Maude E. Aiton (1876 – ) was an American educator and pioneer of adult education, who served as principal of the Webster Americanization School in Washington, D.C. from 1918 to 1945.

== Early life ==
Maude E. Aiton was born on 1876 in Iowa, the daughter of Robert and Sarah Aiton. Her family moved to Washington, D.C., during her childhood, and she graduated from Eastern High School.
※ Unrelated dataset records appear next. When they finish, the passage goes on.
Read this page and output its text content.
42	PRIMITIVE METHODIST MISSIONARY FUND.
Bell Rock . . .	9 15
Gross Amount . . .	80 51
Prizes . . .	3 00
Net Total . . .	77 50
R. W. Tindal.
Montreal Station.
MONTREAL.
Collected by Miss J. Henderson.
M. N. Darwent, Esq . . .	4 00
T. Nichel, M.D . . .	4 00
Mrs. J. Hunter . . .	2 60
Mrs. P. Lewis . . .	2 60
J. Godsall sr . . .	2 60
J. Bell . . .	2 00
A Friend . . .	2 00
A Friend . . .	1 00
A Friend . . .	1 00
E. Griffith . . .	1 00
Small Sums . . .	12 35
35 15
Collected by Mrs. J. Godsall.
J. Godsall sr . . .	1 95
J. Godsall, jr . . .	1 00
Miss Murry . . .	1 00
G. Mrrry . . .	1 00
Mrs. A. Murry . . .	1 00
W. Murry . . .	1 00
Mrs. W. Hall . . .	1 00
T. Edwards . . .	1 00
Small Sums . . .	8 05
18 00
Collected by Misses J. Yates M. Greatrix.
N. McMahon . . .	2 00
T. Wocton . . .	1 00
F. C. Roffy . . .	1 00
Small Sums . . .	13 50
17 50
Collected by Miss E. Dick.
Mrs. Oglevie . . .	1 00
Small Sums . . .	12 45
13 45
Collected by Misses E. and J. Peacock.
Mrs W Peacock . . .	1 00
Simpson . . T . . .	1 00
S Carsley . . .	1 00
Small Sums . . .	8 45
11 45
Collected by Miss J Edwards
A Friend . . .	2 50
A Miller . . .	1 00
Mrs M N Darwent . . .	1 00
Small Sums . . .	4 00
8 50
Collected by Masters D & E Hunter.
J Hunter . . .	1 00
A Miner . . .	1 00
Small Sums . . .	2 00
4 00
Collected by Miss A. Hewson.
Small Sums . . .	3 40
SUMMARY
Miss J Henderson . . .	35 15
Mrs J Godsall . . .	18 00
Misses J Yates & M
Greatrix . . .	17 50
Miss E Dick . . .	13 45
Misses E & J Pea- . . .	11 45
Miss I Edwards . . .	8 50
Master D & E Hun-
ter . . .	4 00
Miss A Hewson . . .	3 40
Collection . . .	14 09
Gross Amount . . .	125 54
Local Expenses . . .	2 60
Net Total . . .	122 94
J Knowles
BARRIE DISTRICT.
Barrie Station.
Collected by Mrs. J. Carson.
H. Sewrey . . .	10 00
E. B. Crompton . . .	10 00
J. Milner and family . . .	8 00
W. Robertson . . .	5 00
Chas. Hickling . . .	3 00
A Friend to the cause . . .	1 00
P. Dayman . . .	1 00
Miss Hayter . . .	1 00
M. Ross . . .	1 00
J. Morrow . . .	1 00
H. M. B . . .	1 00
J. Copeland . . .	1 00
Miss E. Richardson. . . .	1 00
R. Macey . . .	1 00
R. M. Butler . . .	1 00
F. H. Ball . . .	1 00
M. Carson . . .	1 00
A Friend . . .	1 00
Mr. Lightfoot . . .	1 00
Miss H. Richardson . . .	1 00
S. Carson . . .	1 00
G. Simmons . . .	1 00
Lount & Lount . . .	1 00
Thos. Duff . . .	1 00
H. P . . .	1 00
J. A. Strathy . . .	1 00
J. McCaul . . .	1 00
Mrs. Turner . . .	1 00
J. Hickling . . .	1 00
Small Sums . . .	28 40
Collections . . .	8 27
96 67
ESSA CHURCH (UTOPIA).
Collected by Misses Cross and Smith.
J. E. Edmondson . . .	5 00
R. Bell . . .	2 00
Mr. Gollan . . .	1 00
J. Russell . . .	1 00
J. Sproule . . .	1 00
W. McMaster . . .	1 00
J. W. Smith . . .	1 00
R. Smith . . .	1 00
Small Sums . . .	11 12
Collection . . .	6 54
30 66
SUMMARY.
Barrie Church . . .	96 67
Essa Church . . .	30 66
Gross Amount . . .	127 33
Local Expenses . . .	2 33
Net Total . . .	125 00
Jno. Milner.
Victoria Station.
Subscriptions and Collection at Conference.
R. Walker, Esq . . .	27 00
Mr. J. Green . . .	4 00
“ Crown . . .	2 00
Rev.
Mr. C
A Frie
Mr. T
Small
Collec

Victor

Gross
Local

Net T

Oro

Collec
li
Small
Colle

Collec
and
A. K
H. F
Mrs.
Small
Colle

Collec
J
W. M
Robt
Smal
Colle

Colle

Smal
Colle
She received the degrees of B.S., A.B. and M.S. from the National University and earned an L.L.D. degree from the Washington College of Law.

== Career ==

Aiton began her teaching career as a kindergarten teacher in DC public schools and was later the principal of the Webster Americanization School in Washington, D.C. for 26 years until her retirement in 1945. Aiton served as president of the DC Grade Teachers Union from 1919-1920. She was chairman of the Legislative Committee of the National Education Association Department of Adult Education and later served as its president and vice-president.

== Awards and honors ==
Aiton received the American Legion's Distinguished Citizenship Certificate in 1945. Shortly before her death, she received recognition certificates from the Civitan Club of Washington, B'nai Brith, Argo Lodge, and the Americanism Committee of the Daughters of the American Revolution.

== Death and legacy ==
Maude E. Aiton died on 29 March 1946 in Washington, D.C. and is buried in the Congressional Cemetery.